- Directed by: Karel Reisz
- Produced by: Leon Clore, Robert Adams
- Narrated by: Jon Rollason
- Edited by: John Fletcher
- Music by: John Dankworth
- Release date: 1959;
- Running time: 52 mins.
- Country: United Kingdom

= We Are the Lambeth Boys =

We Are the Lambeth Boys is a 1959 British documentary film directed by Karel Reisz. Filmed in the summer of 1958, it was sponsored by the Ford motor company as part of a 'Look at Britain' series. Lambeth Boys was one of the last films to be made by the Free Cinema movement, and offered a sympathetic portrait of the lives of young working-class people in South London.

==Plot==
The film focuses on the lives and feelings of the young people such as Teddy Boys and girls who attend Alford House Youth Club in Kennington, South London. The protagonists act as if they are not being recorded at all because the film is shot in a naturalistic style. Lambeth Boys features life in the youth club, from dance nights to discussion groups, and life outside the youth club; work in postal sorting offices and factories, time spent with one another on the Kennington Lane estate or in a chip shop after a night out.

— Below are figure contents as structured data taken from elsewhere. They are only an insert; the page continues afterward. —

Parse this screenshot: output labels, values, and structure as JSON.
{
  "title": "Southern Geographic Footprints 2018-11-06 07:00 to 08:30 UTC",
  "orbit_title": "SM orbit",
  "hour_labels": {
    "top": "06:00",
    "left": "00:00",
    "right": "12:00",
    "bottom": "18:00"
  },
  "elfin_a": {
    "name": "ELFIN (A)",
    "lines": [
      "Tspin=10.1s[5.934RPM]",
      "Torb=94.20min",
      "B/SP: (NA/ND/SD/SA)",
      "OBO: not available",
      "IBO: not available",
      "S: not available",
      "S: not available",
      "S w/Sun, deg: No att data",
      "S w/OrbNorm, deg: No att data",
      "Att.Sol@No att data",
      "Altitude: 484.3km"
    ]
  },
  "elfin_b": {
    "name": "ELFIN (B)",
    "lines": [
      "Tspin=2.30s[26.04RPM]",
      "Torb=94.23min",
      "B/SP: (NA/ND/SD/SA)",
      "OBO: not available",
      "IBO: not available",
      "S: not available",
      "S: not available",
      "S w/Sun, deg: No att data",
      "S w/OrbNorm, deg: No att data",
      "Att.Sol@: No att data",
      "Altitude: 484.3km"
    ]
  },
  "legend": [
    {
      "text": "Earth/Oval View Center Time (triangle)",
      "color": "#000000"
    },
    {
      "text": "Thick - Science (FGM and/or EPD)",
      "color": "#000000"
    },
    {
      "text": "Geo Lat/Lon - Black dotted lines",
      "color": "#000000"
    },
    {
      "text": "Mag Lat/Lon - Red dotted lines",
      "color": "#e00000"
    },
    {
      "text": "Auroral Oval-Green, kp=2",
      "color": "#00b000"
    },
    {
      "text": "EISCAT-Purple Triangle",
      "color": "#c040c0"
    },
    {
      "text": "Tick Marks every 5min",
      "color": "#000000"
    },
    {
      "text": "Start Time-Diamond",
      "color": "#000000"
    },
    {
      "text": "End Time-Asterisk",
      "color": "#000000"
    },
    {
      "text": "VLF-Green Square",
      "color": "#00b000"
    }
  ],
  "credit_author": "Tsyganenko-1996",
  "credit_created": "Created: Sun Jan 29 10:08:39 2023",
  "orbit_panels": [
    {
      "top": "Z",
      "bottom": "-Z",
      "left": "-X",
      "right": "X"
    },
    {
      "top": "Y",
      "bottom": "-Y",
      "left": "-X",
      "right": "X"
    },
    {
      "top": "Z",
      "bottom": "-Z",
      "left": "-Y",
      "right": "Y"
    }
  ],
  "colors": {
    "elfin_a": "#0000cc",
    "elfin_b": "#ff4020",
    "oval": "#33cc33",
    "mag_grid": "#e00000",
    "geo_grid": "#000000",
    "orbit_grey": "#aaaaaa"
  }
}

Cricket also features in the documentary; boys practising cricket in the yard of the youth club and then an annual cricket match between the Alford House Youth Club and Mill Hill School, played on a cricket field at the North London public school whose alumni association sponsored the Kennington youth club. After the match the boys are driven home on the back of a truck. They travel through the West End, singing songs and calling out to passers-by.

==Music==
Jazz musicians Johnny Dankworth and His Orchestra provided the soundtrack for the film.

==Release==
Lambeth Boys won the Grand Prix at the Tours Festival Of Short Film in December 1959. The song "Spring-Heeled Jim" by English singer, songwriter and author Morrissey (released in 1994 on the album Vauxhall and I) contains dialogue from the film.